Emerging market debt resilient despite disappointing equity performance; several issuers tap market

By Reshmi Basu and Paul A. Harris

New York, Nov. 9 - Emerging market debt saw an uneventful session Thursday, but showed resilience amid a softer performance by U.S. equities as well as fresh bonds coming into the market.

On Thursday, the Republic of Turkey reopened its 6 7/8% global bonds due 2036 to add $750 million via Lehman Brothers and Credit Suisse.

But the new supply did little to deter the country's performance as spreads tightened by two basis points.

Additionally, Turkey bounced back after prices eased Wednesday on news that the European Commission had set a deadline for the country to open its ports to Cyprus. If Turkey failed to comply, the commission warned that the country's efforts to join the European Union would be jeopardized.

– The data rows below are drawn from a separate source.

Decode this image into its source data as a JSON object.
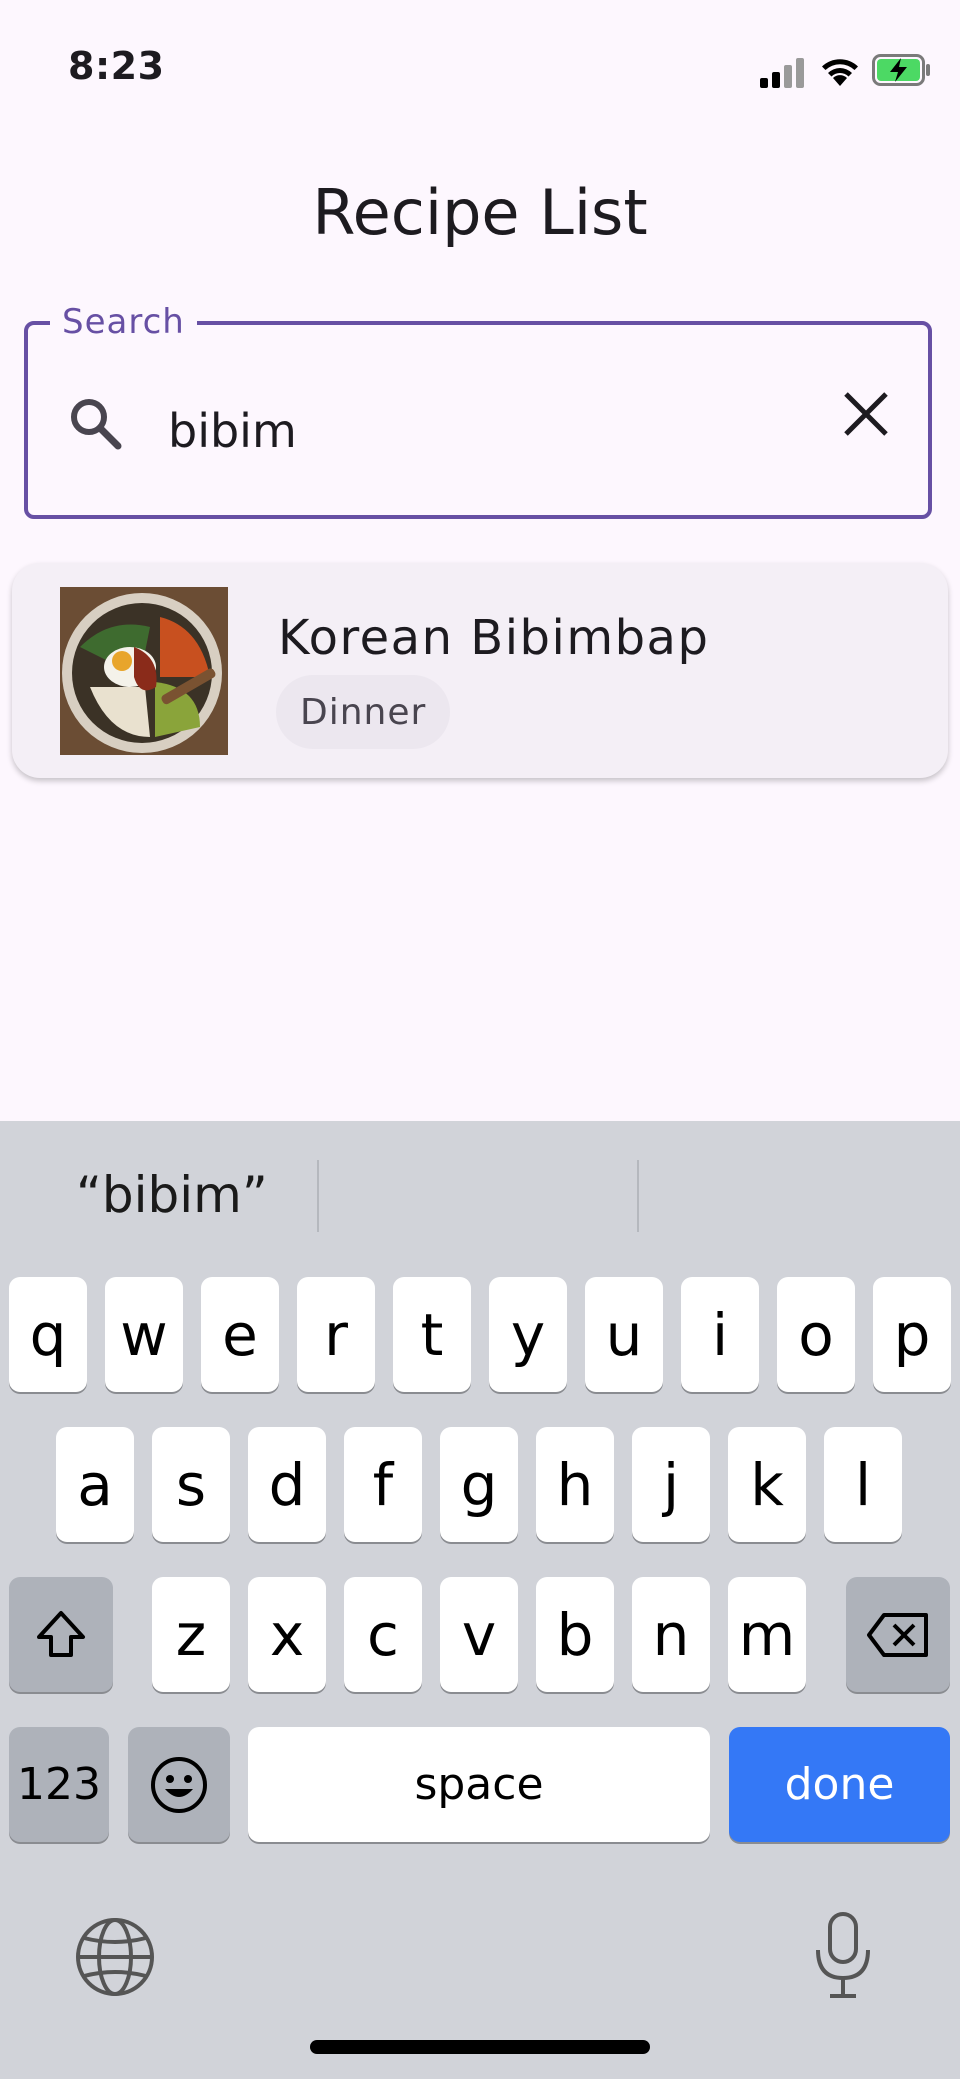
{
  "status_bar": {
    "time": "8:23"
  },
  "header": {
    "title": "Recipe List"
  },
  "search": {
    "label": "Search",
    "value": "bibim"
  },
  "results": [
    {
      "title": "Korean Bibimbap",
      "category": "Dinner"
    }
  ],
  "keyboard": {
    "suggestions": [
      "“bibim”",
      "",
      ""
    ],
    "row1": [
      "q",
      "w",
      "e",
      "r",
      "t",
      "y",
      "u",
      "i",
      "o",
      "p"
    ],
    "row2": [
      "a",
      "s",
      "d",
      "f",
      "g",
      "h",
      "j",
      "k",
      "l"
    ],
    "row3": [
      "z",
      "x",
      "c",
      "v",
      "b",
      "n",
      "m"
    ],
    "numbers_key": "123",
    "space_key": "space",
    "done_key": "done"
  },
  "colors": {
    "accent": "#6750a4",
    "done_key": "#3478f6",
    "keyboard_bg": "#d1d3d9",
    "battery": "#4cd964"
  }
}
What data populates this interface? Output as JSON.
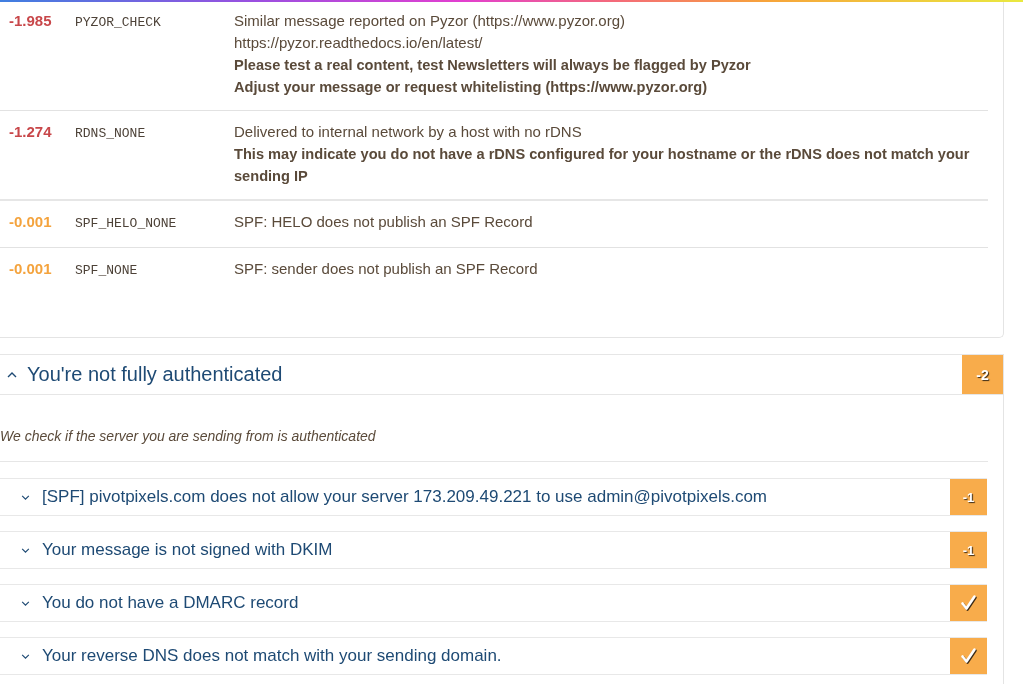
{
  "spam_rules": [
    {
      "score": "-1.985",
      "color": "#c8474a",
      "name": "PYZOR_CHECK",
      "lines": [
        {
          "text": "Similar message reported on Pyzor (https://www.pyzor.org)",
          "strong": false
        },
        {
          "text": "https://pyzor.readthedocs.io/en/latest/",
          "strong": false
        },
        {
          "text": "Please test a real content, test Newsletters will always be flagged by Pyzor",
          "strong": true
        },
        {
          "text": "Adjust your message or request whitelisting (https://www.pyzor.org)",
          "strong": true
        }
      ]
    },
    {
      "score": "-1.274",
      "color": "#c8474a",
      "name": "RDNS_NONE",
      "lines": [
        {
          "text": "Delivered to internal network by a host with no rDNS",
          "strong": false
        },
        {
          "text": "This may indicate you do not have a rDNS configured for your hostname or the rDNS does not match your sending IP",
          "strong": true
        }
      ]
    },
    {
      "score": "-0.001",
      "color": "#f4a33d",
      "name": "SPF_HELO_NONE",
      "lines": [
        {
          "text": "SPF: HELO does not publish an SPF Record",
          "strong": false
        }
      ]
    },
    {
      "score": "-0.001",
      "color": "#f4a33d",
      "name": "SPF_NONE",
      "lines": [
        {
          "text": "SPF: sender does not publish an SPF Record",
          "strong": false
        }
      ]
    }
  ],
  "auth_section": {
    "title": "You're not fully authenticated",
    "expanded": true,
    "score": "-2",
    "description": "We check if the server you are sending from is authenticated",
    "checks": [
      {
        "title": "[SPF] pivotpixels.com does not allow your server 173.209.49.221 to use admin@pivotpixels.com",
        "expanded": false,
        "kind": "penalty",
        "score": "-1"
      },
      {
        "title": "Your message is not signed with DKIM",
        "expanded": false,
        "kind": "penalty",
        "score": "-1"
      },
      {
        "title": "You do not have a DMARC record",
        "expanded": false,
        "kind": "pass"
      },
      {
        "title": "Your reverse DNS does not match with your sending domain.",
        "expanded": false,
        "kind": "pass"
      }
    ]
  }
}
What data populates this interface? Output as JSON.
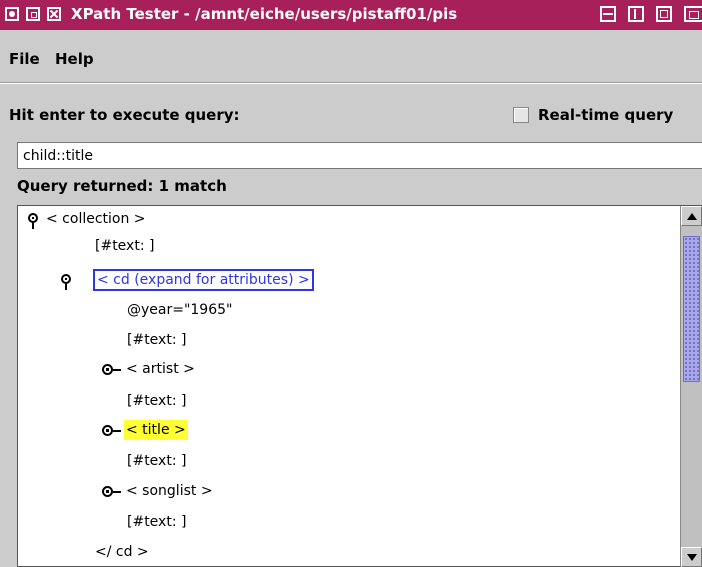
{
  "window": {
    "title": "XPath Tester - /amnt/eiche/users/pistaff01/pis"
  },
  "menu": {
    "file": "File",
    "help": "Help"
  },
  "query_panel": {
    "prompt": "Hit enter to execute query:",
    "realtime_label": "Real-time query",
    "realtime_checked": false,
    "query_value": "child::title",
    "result_label": "Query returned: 1 match"
  },
  "tree": {
    "nodes": [
      {
        "text": "< collection >",
        "marker": "pin"
      },
      {
        "text": "[#text: ]",
        "marker": "none"
      },
      {
        "text": "< cd (expand for attributes) >",
        "marker": "pin",
        "style": "boxed"
      },
      {
        "text": "@year=\"1965\"",
        "marker": "none"
      },
      {
        "text": "[#text: ]",
        "marker": "none"
      },
      {
        "text": "< artist >",
        "marker": "toggle"
      },
      {
        "text": "[#text: ]",
        "marker": "none"
      },
      {
        "text": "< title >",
        "marker": "toggle",
        "style": "highlighted"
      },
      {
        "text": "[#text: ]",
        "marker": "none"
      },
      {
        "text": "< songlist >",
        "marker": "toggle"
      },
      {
        "text": "[#text: ]",
        "marker": "none"
      },
      {
        "text": "</ cd >",
        "marker": "none"
      }
    ],
    "highlight_color": "#FFFF33",
    "selection_color": "#2E35E6"
  },
  "icons": {
    "pin": "pushpin-icon",
    "toggle": "expand-toggle-icon",
    "scroll_up": "arrow-up-icon",
    "scroll_down": "arrow-down-icon"
  },
  "colors": {
    "titlebar": "#A8205A",
    "desktop": "#FDE4A8",
    "window_bg": "#CCCCCC",
    "scroll_thumb": "#A8A8E8"
  }
}
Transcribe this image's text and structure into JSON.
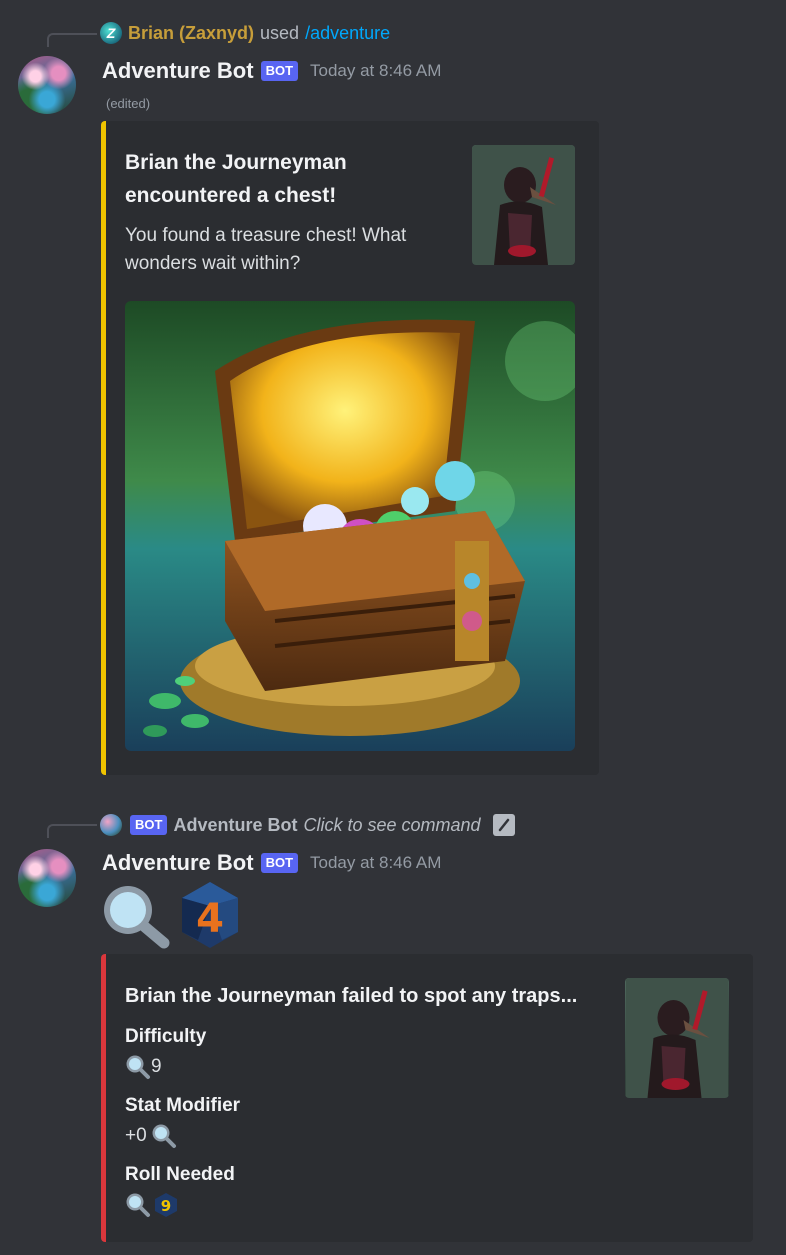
{
  "messages": [
    {
      "reference": {
        "username": "Brian (Zaxnyd)",
        "used_text": "used",
        "command": "/adventure"
      },
      "author": "Adventure Bot",
      "bot_tag": "BOT",
      "timestamp": "Today at 8:46 AM",
      "edited": "(edited)",
      "embed": {
        "accent_color": "#f0c400",
        "title_line1": "Brian the Journeyman",
        "title_line2": "encountered a chest!",
        "description_line1": "You found a treasure chest! What",
        "description_line2": "wonders wait within?",
        "thumbnail": "plague-doctor-adventurer-image",
        "image": "treasure-chest-image"
      }
    },
    {
      "reference": {
        "bot_tag": "BOT",
        "botname": "Adventure Bot",
        "click_text": "Click to see command",
        "icon": "slash-command-icon"
      },
      "author": "Adventure Bot",
      "bot_tag": "BOT",
      "timestamp": "Today at 8:46 AM",
      "content_emojis": [
        "magnifying-glass-icon",
        "d20-dice-icon"
      ],
      "dice_value": "4",
      "embed": {
        "accent_color": "#da373c",
        "title": "Brian the Journeyman failed to spot any traps...",
        "thumbnail": "plague-doctor-adventurer-image",
        "fields": [
          {
            "name": "Difficulty",
            "value": "9",
            "emoji": "magnifying-glass-icon"
          },
          {
            "name": "Stat Modifier",
            "value": "+0",
            "emoji": "magnifying-glass-icon"
          },
          {
            "name": "Roll Needed",
            "value": "9",
            "emoji": "magnifying-glass-icon"
          }
        ]
      }
    }
  ],
  "colors": {
    "background": "#313338",
    "embed_background": "#2b2d31",
    "bot_tag": "#5865f2",
    "username_reply": "#c79e3a",
    "command_link": "#00a8fc"
  }
}
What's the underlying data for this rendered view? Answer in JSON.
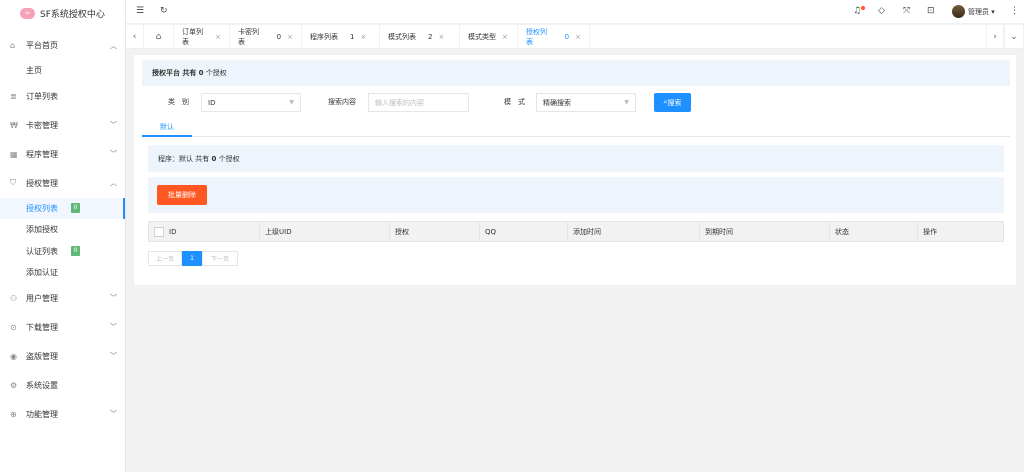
{
  "logo": {
    "text": "SF系统授权中心",
    "icon_text": "∞"
  },
  "sidebar": {
    "items": [
      {
        "label": "平台首页",
        "icon": "home-icon",
        "arrow": "up"
      },
      {
        "label": "主页",
        "sub": true
      },
      {
        "label": "订单列表",
        "icon": "list-icon"
      },
      {
        "label": "卡密管理",
        "icon": "key-icon",
        "arrow": "down"
      },
      {
        "label": "程序管理",
        "icon": "app-icon",
        "arrow": "down"
      },
      {
        "label": "授权管理",
        "icon": "shield-icon",
        "arrow": "up"
      },
      {
        "label": "授权列表",
        "sub": true,
        "active": true,
        "badge": "0"
      },
      {
        "label": "添加授权",
        "sub": true
      },
      {
        "label": "认证列表",
        "sub": true,
        "badge": "0"
      },
      {
        "label": "添加认证",
        "sub": true
      },
      {
        "label": "用户管理",
        "icon": "user-icon",
        "arrow": "down"
      },
      {
        "label": "下载管理",
        "icon": "download-icon",
        "arrow": "down"
      },
      {
        "label": "盗版管理",
        "icon": "eye-icon",
        "arrow": "down"
      },
      {
        "label": "系统设置",
        "icon": "gear-icon"
      },
      {
        "label": "功能管理",
        "icon": "function-icon",
        "arrow": "down"
      }
    ]
  },
  "header": {
    "user": "管理员"
  },
  "tabs": [
    {
      "label": "订单列表"
    },
    {
      "label": "卡密列表",
      "num": "0"
    },
    {
      "label": "程序列表",
      "num": "1"
    },
    {
      "label": "模式列表",
      "num": "2"
    },
    {
      "label": "模式类型"
    },
    {
      "label": "授权列表",
      "num": "0",
      "active": true
    }
  ],
  "notice": {
    "prefix": "授权平台 共有 ",
    "count": "0",
    "suffix": " 个授权"
  },
  "search": {
    "category_label": "类　别",
    "category_value": "ID",
    "content_label": "搜索内容",
    "content_placeholder": "输入搜索的内容",
    "mode_label": "模　式",
    "mode_value": "精确搜索",
    "button": "搜索"
  },
  "subtab": "默认",
  "notice2": {
    "prefix": "程序：默认 共有 ",
    "count": "0",
    "suffix": " 个授权"
  },
  "batch_delete": "批量删除",
  "table": {
    "columns": [
      "ID",
      "上级UID",
      "授权",
      "QQ",
      "添加时间",
      "到期时间",
      "状态",
      "操作"
    ]
  },
  "pager": {
    "prev": "上一页",
    "current": "1",
    "next": "下一页"
  }
}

On the corporate side, JSC Astana Finance of Kazakhstan sold a $175 million offering of five-year eurobonds (Ba1//BB+) at 99.017 to yield 9¼% via JP Morgan.

The deal priced in line with price guidance of the 9¼% area.

JP Morgan was the bookrunner for the Regulation S transaction.

Moving to Poland, Getin Bank SA placed a $100 million offering of two-year bonds (Ba2/BB) at par to yield 7 5/8%.

The deal came at the wide end of price guidance, which was set at 7½% to 7 5/8%.

Barclays Capital was the bookruner for the Regulation S transaction.

Emerging market debt flat

Emerging market debt was unfazed Thursday, as the market held on despite poor performances in equities and the flow of new deals.

Thursday's session was flat on both a dollar and spread basis, according to a source.

Overall, the market is beginning to lose its luster, given how tight spreads are, noted an analyst.

"I think investors are a wary of adding more risk since there does seem to be much more upside," he said.

Oil helps EM

On Thursday, sources noted that higher oil prices served to insulate the market from weaker U.S. stocks. As a result, oil credits such as Russia and Venezuela were the day's winners.

Russia saw its spreads tighten by 2 basis points while Venezuela's spreads came in by 4 basis points.

Meanwhile Latin America credits traded down. In trading, the bellwether Brazilian bond due 2040 gave up 0.20 to 131.85 bid, 131.90 offered.

Elsewhere, Argentina saw its dollar-denominated debt trade down amid concerns over new supply.

The joint bond issue with Venezuela in the Bono del Sur structure is underway, noted another analyst, who added that the market is expecting a bonar auction in the coming weeks.

In trading, the Argentinean discount bond due 2033 lost 0.50 to 101.30 bid, 101.75 offered. The Mexico bond due 2026 shed 0.25 to 160.25 bid, 161.25 offered.

"The mood is no longer quite as bullish as it was a couple of weeks ago. Investors are more cautious, but the market is quite resilient," added the market source.